The tripe that speed advocates have been pushing the last few years is ludicrous on its face: They succeeded in convincing Congress and President Clinton that the 55 mph national speed limit was unnecessarily strict and should be left to the states anyway. The law, indeed, was changed two years ago and states, including Maryland, raised their speed limits, some with great abandon.

We are now paying for that misstep.

In Montana, which dropped daytime speed limits for most vehicles, highway deaths are up 31 percent this year. The fatality rate dipped initially, but that comfort was short-lived. Said state Rep. Joe Quilici, ''Our friends and neighbors are dying out there.''

The image of the mangled sedan in which Princess Diana, her companion and their driver were killed has re-focused public attention on road safety because of the excessive speed of the sedan, the flawed design of the Paris tunnel and the drunken state of the chauffeur.
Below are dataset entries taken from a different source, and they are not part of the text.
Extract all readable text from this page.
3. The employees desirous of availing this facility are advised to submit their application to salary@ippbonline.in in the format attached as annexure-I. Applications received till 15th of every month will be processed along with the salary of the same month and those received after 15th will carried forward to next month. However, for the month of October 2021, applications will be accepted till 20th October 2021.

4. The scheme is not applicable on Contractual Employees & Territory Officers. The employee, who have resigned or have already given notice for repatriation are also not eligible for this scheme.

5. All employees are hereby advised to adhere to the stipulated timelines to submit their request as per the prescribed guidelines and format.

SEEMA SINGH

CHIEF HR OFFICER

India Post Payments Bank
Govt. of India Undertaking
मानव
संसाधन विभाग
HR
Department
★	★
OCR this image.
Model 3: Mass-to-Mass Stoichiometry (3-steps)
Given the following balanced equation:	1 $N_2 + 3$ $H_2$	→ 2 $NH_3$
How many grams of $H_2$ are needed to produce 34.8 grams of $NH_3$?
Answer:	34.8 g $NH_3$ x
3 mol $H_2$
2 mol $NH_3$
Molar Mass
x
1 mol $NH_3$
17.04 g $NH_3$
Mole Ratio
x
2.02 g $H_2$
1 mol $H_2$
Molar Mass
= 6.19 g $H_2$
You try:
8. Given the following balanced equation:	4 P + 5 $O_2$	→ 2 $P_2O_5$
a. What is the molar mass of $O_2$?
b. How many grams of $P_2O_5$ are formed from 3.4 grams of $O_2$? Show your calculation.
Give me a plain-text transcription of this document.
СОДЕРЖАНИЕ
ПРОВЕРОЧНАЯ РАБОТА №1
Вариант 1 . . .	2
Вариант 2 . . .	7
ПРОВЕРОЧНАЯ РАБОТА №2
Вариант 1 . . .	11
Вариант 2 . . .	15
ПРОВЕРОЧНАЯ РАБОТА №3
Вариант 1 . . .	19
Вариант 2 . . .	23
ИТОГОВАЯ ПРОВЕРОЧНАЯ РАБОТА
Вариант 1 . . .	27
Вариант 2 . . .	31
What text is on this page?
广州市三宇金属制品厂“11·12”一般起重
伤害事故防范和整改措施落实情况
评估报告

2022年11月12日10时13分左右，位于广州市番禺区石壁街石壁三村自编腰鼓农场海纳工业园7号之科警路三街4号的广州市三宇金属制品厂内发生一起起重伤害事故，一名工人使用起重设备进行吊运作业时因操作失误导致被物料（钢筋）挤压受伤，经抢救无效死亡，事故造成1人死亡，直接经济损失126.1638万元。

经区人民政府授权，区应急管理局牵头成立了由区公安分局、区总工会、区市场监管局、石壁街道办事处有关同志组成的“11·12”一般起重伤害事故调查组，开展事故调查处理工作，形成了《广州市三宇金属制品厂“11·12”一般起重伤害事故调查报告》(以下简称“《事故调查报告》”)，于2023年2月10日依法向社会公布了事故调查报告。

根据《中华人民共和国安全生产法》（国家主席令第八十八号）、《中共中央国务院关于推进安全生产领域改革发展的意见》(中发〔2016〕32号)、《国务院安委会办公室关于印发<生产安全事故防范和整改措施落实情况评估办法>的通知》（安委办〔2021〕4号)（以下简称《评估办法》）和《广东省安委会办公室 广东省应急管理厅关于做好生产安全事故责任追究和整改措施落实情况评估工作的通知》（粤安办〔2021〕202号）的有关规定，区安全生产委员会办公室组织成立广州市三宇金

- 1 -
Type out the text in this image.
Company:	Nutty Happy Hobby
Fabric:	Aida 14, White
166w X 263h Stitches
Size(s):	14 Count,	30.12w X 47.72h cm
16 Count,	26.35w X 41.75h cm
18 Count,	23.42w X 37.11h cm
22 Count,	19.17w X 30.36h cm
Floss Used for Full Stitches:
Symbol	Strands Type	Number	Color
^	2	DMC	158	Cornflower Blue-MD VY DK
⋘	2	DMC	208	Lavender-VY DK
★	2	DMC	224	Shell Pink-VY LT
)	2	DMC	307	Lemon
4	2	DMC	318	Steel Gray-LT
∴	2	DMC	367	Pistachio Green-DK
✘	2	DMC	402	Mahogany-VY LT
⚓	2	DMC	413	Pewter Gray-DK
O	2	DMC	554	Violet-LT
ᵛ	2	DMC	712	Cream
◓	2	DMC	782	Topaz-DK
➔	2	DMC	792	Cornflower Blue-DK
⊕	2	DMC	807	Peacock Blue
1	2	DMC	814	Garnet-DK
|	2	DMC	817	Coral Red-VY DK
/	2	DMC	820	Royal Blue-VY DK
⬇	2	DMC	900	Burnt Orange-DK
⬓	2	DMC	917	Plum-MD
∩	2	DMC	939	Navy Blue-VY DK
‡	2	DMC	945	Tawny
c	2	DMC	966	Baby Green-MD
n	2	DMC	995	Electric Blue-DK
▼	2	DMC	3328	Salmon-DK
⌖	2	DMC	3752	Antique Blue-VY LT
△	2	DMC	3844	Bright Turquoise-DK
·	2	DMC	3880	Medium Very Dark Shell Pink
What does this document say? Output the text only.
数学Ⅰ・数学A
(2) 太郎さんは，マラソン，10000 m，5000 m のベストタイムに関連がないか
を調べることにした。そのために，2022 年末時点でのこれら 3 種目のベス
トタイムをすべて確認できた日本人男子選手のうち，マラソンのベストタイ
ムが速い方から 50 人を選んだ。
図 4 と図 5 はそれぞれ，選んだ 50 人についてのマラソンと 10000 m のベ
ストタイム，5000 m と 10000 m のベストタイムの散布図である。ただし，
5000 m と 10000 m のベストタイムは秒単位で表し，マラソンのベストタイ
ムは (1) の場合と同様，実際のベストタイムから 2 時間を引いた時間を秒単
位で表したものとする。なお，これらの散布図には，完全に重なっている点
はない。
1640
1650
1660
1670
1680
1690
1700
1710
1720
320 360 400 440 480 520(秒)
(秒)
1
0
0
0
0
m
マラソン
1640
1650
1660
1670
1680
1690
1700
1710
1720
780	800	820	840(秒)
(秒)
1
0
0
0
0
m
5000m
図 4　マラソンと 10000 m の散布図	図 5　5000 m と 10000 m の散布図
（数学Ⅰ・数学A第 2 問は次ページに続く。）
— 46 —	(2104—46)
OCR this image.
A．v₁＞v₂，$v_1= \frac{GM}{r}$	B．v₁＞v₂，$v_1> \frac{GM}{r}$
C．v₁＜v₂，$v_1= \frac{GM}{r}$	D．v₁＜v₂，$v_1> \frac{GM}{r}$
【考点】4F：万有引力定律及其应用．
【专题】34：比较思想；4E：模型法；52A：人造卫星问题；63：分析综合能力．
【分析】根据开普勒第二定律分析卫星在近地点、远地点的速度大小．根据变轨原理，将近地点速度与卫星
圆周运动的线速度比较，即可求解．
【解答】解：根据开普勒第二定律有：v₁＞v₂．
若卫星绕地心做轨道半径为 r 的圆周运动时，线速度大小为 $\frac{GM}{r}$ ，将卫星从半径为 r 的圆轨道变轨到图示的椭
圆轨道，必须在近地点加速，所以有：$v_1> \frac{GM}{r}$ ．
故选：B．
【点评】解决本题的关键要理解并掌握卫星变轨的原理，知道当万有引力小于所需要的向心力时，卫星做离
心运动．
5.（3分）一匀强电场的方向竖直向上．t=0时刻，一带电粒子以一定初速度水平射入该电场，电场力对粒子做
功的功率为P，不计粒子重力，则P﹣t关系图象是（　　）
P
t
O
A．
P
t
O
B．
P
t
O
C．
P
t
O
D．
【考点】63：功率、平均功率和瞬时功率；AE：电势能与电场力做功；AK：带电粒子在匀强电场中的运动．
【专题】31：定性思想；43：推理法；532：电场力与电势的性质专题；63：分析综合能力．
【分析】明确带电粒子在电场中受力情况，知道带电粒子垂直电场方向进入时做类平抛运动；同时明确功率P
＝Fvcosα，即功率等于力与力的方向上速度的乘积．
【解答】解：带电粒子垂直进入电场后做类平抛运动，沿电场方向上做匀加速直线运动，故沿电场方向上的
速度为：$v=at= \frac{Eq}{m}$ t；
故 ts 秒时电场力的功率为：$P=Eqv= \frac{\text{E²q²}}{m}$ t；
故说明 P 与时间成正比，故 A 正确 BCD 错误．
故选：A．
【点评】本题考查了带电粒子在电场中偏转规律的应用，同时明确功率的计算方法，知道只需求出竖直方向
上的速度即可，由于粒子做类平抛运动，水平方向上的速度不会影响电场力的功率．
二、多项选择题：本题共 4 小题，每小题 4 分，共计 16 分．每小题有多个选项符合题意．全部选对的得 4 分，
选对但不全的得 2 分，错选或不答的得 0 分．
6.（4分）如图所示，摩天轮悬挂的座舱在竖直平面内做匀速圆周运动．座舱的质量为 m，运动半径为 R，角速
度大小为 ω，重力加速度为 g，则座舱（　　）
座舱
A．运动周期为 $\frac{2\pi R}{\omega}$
Closer to home, a fiery, fatal truck crash on the beltway last month once again hammered home the point that speed kills.

An engineering principle known as the "85th percentile" is often used by supporters of higher speed limits to argue that conservative limits are futile because most people drive at a speed at which they are comfortable. The rationale fails to acknowledge that unless you are alone on a prairie interstate, highway driving is not an individual act but part of a complex web involving hundreds of people making judgments at high speeds.

Insufficient time has elapsed since most states raised their limits to reach a valid conclusion from the fluctuating fatality statistics. But a general sense among drivers that our roads have become more dangerous and less forgiving is impossible to deny.